Despite continued investments in data-driven marketing, problems persist. In fact, 84% of B2C marketers surveyed by Pecan for a new report [download page] agree that despite all the customer data their company gathers, it’s still difficult to make day-to-day data-driven decisions and take action.
This has been a longstanding problem, attributed in part to data siloes and organizational issues. Not surprisingly, the B2C marketers surveyed by Pecan see great value in putting their data to use in decision-making and empowering their marketing teams to extract the most impactful analyses from their data. Yet for about half, their ability to predict customers’ behavior is always (8%) or often (41%) guesswork.
Improving these abilities will likely involve better collaboration with data science teams, per the report’s findings. The analysts write that “the causes for misalignment occur at every stage of the typical data science workflow.” Indeed, when asked what causes data projects to stop making progress towards marketing goals, marketers pointed to a variety of issues. Among the most common complaints are that those building the models don’t understand marketing’s goals (40%), that overwhelmed data scientists don’t have time to meet marketing’s requests (42%), and that data isn’t updated quickly enough to be valuable (38%).

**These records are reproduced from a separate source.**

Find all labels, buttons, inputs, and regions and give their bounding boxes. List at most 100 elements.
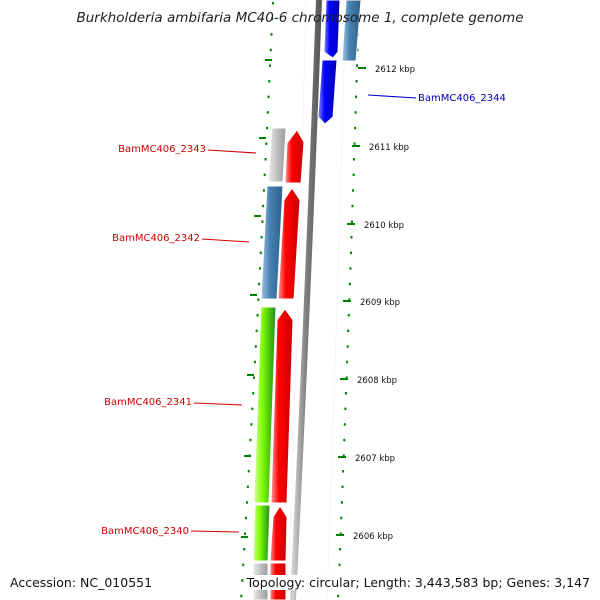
feature-bam2343-grey[interactable] [267,127,287,183]
feature-bam2342-steel[interactable] [260,185,284,300]
guide-dot [340,516,343,520]
gene-leader-line [193,402,243,406]
guide-dot [251,407,254,411]
guide-dot [241,579,244,582]
inner-tick-dashes [241,59,272,538]
guide-dot [346,345,349,348]
guide-dot [271,2,274,5]
guide-dot [262,189,265,192]
tick-label: 2611 kbp [369,143,409,153]
feature-bam2341-red[interactable] [270,308,294,504]
feature-bam2344-arrow[interactable] [317,59,338,125]
gene-label-bam2342[interactable]: BamMC406_2342 [112,233,200,244]
guide-dot [258,282,261,286]
feature-bam2341-green[interactable] [253,306,277,504]
guide-dot [266,126,268,130]
guide-dot [270,33,273,36]
guide-dot [249,438,252,442]
gene-leader-line [201,238,250,243]
gene-label-bam2341[interactable]: BamMC406_2341 [104,397,192,408]
guide-dot [340,501,343,504]
guide-dot [252,392,255,395]
guide-dot [347,329,350,333]
gene-leader-line [190,530,240,533]
map-title: Burkholderia ambifaria MC40-6 chromosome… [76,10,524,26]
guide-dot [263,173,266,177]
guide-dot [339,532,342,535]
guide-dot [258,267,261,270]
guide-dot [264,158,267,161]
topology-label: Topology: circular; Length: 3,443,583 bp… [244,575,592,590]
guide-dot [253,376,255,379]
accession-label: Accession: NC_010551 [8,575,155,590]
guide-dot [254,345,257,348]
guide-dot [243,548,246,551]
guide-dot [351,204,354,208]
guide-dot [345,392,347,395]
guide-dot [338,563,341,567]
guide-dot [265,142,268,145]
guide-dot [354,111,357,114]
tick-label: 2610 kbp [364,221,404,231]
guide-dot [242,563,245,567]
forward-strand-features [269,129,305,600]
guide-dot [356,48,359,52]
guide-dot [247,470,250,473]
guide-dot [339,548,342,551]
guide-dot [256,314,259,317]
feature-bam2340-green[interactable] [252,504,271,562]
guide-dot [268,80,271,83]
guide-dot [255,329,258,333]
guide-dot [352,173,355,177]
guide-dot [343,438,346,442]
guide-dot [344,407,347,411]
guide-dot [349,267,352,270]
guide-dot [260,236,263,239]
inner-features [252,127,287,600]
guide-dot [350,251,352,255]
guide-dot [346,360,349,364]
guide-dot [355,95,358,99]
feature-bam2342-red[interactable] [277,187,301,300]
guide-dot [348,282,351,286]
guide-dot [350,236,353,239]
guide-dot [348,298,351,301]
guide-dot [269,48,272,52]
guide-dot [261,220,264,223]
feature-bam2340-red[interactable] [269,505,288,562]
guide-dot [266,111,269,114]
guide-dot [343,423,346,426]
guide-dot [347,314,350,317]
feature-bam2344-top[interactable] [323,0,341,59]
guide-dot [351,220,353,223]
guide-dot [269,64,271,67]
guide-dot [353,158,356,161]
guide-dot [271,17,274,21]
backbone-arc [290,0,322,600]
feature-bam2344-steel[interactable] [341,0,362,62]
guide-dot [245,516,247,520]
scale-ticks: 2612 kbp 2611 kbp 2610 kbp 2609 kbp 2608… [336,65,415,542]
gene-label-bam2343[interactable]: BamMC406_2343 [118,144,206,155]
gene-leader-line [367,94,417,99]
guide-dot [257,298,260,301]
guide-dot [352,189,355,192]
guide-dot [354,126,357,130]
gene-label-bam2344[interactable]: BamMC406_2344 [418,93,506,104]
guide-dot [341,485,344,489]
guide-dots [240,2,360,598]
guide-dot [245,501,248,504]
guide-dot [345,376,348,379]
guide-dot [259,251,262,255]
guide-dot [353,142,356,145]
guide-dot [342,470,345,473]
guide-dot [240,594,243,598]
reverse-strand-features [317,0,362,125]
guide-dot [342,454,345,457]
feature-bam2343-red[interactable] [284,129,305,184]
guide-dot [262,204,265,208]
guide-dot [250,423,253,426]
guide-dot [244,532,247,535]
tick-label: 2608 kbp [357,376,397,386]
gene-label-bam2340[interactable]: BamMC406_2340 [101,526,189,537]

In other highlights from the report:
- Only 28% of survey respondents said that they could adjust their acquisition and retention programs to shifts in customer behavior within a week or less.
- Some of the more popular metrics used to quantify the value of marketing analytics tool and resources are ROI on advertising spend, churn and loyalty KPI improvement, and lift in acquisition of high-value/profitable customers.
- Some 45% say it’s extremely (4%) or very (41%) challenging for their marketing team to show quantifiable ROI for campaign and channel performance. None of the respondents said it’s not challenging at all.
- More than one-third will completely (6%) cut back or cut back a great deal (31%) on planned investments in marketing technology and data measurement due to a potential economic downturn.
About the Data: The results are based on a survey of 250 US marketing executives at B2C companies that use predictive analytics and have a minimum annual revenue of $100 million.